How Teachers Can Help Students Combat Social Atrophy

What is social atrophy? Social skills are like muscles: they can get weaker, or atrophy, from lack of use. In everyday interactions, students have to constantly make intuitive decisions about how to understand others’ words and body language, how to react
appropriately, and how much information to share with people in their lives. These decisions are complicated, but in typical non-pandemic life students get constant practice making these judgments, so often they are able to navigate social situations without a lot of thought.
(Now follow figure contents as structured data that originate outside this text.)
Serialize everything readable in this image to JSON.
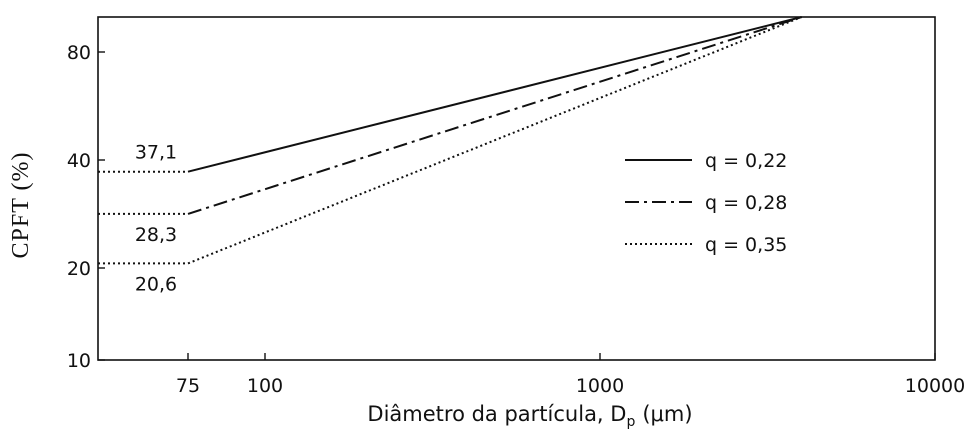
{
  "chart_data": {
    "type": "line",
    "xlabel": {
      "text": "Diâmetro da partícula, D",
      "subscript": "p",
      "suffix": "(μm)"
    },
    "ylabel": "CPFT (%)",
    "xscale": "log",
    "yscale": "log",
    "xlim": [
      50,
      10000
    ],
    "ylim": [
      10,
      100
    ],
    "xticks": [
      75,
      100,
      1000,
      10000
    ],
    "xtick_labels": [
      "75",
      "100",
      "1000",
      "10000"
    ],
    "yticks": [
      10,
      20,
      40,
      80
    ],
    "ytick_labels": [
      "10",
      "20",
      "40",
      "80"
    ],
    "grid": false,
    "line_color": "#111111",
    "legend": {
      "position": "center-right"
    },
    "series": [
      {
        "name": "q = 0,22",
        "line_style": "solid",
        "segments": [
          {
            "line_style": "dotted",
            "x": [
              50,
              75
            ],
            "y": [
              37.1,
              37.1
            ]
          },
          {
            "line_style": "solid",
            "x": [
              75,
              4000
            ],
            "y": [
              37.1,
              100
            ]
          }
        ]
      },
      {
        "name": "q = 0,28",
        "line_style": "dash-dot",
        "segments": [
          {
            "line_style": "dotted",
            "x": [
              50,
              75
            ],
            "y": [
              28.3,
              28.3
            ]
          },
          {
            "line_style": "dash-dot",
            "x": [
              75,
              4000
            ],
            "y": [
              28.3,
              100
            ]
          }
        ]
      },
      {
        "name": "q = 0,35",
        "line_style": "dotted",
        "segments": [
          {
            "line_style": "dotted",
            "x": [
              50,
              75
            ],
            "y": [
              20.6,
              20.6
            ]
          },
          {
            "line_style": "dotted",
            "x": [
              75,
              4000
            ],
            "y": [
              20.6,
              100
            ]
          }
        ]
      }
    ],
    "annotations": [
      {
        "text": "37,1",
        "y": 37.1,
        "placement": "above"
      },
      {
        "text": "28,3",
        "y": 28.3,
        "placement": "below"
      },
      {
        "text": "20,6",
        "y": 20.6,
        "placement": "below"
      }
    ]
  }
}
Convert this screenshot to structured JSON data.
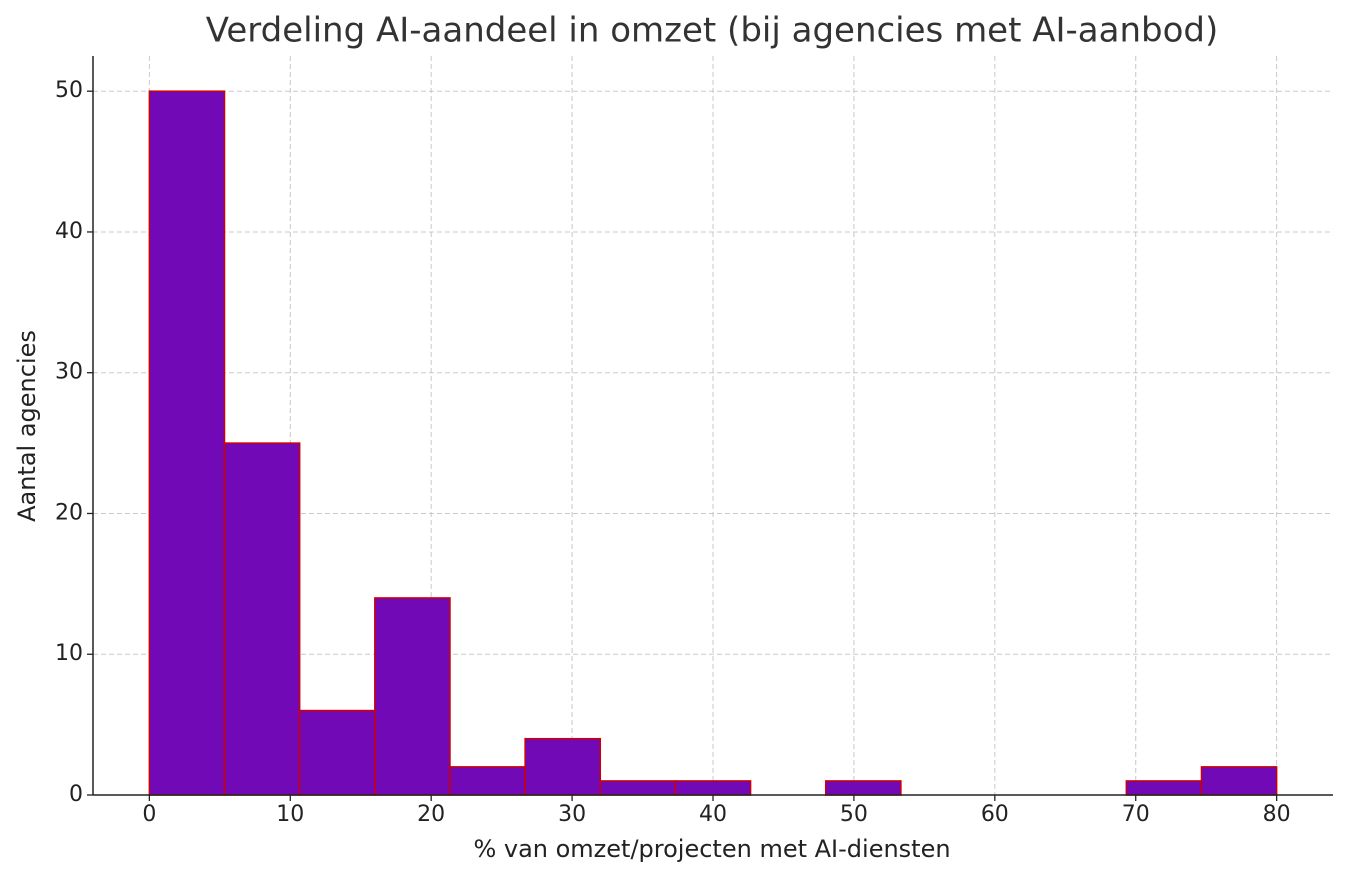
{
  "chart_data": {
    "type": "histogram",
    "title": "Verdeling AI-aandeel in omzet (bij agencies met AI-aanbod)",
    "x_label": "% van omzet/projecten met AI-diensten",
    "y_label": "Aantal agencies",
    "bins": [
      0,
      5.333,
      10.667,
      16,
      21.333,
      26.667,
      32,
      37.333,
      42.667,
      48,
      53.333,
      58.667,
      64,
      69.333,
      74.667,
      80
    ],
    "counts": [
      50,
      25,
      6,
      14,
      2,
      4,
      1,
      1,
      0,
      1,
      0,
      0,
      0,
      1,
      2
    ],
    "color": "#7209b7",
    "edgecolor": "#cc0000",
    "xlim": [
      -4,
      84
    ],
    "ylim": [
      0,
      52.5
    ],
    "xticks": [
      0,
      10,
      20,
      30,
      40,
      50,
      60,
      70,
      80
    ],
    "yticks": [
      0,
      10,
      20,
      30,
      40,
      50
    ],
    "grid": true
  }
}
During the global pandemic, students are getting much less practice with face-to-face communication. Wearing masks and staying socially distant compounds the awkward nature of current social interaction. Having a varied social diet and interacting with different people in different ways, from friends to teachers, to the school bus driver or the person working in the school cafeteria, gives students a sense of belonging to a broad community. Social isolation decreases this network and can lead to feelings of seclusion, loneliness, sadness, irritability, and exhaustion.

What skills do students need to combat social atrophy? A strong social and emotional learning curriculum can help teachers support students as they navigate the current complicated social landscape. Teachers can help students:

  • Build and develop self-awareness
  • Strengthen their communication skills
  • Commit themselves to kindness with thought and intention
  • Learn to manage conflict with peers respectfully and without judgment

By helping students strengthen these abilities, teachers are providing students with lifelong skills that will help them communicate and connect with others with empathy and kindness throughout their lives.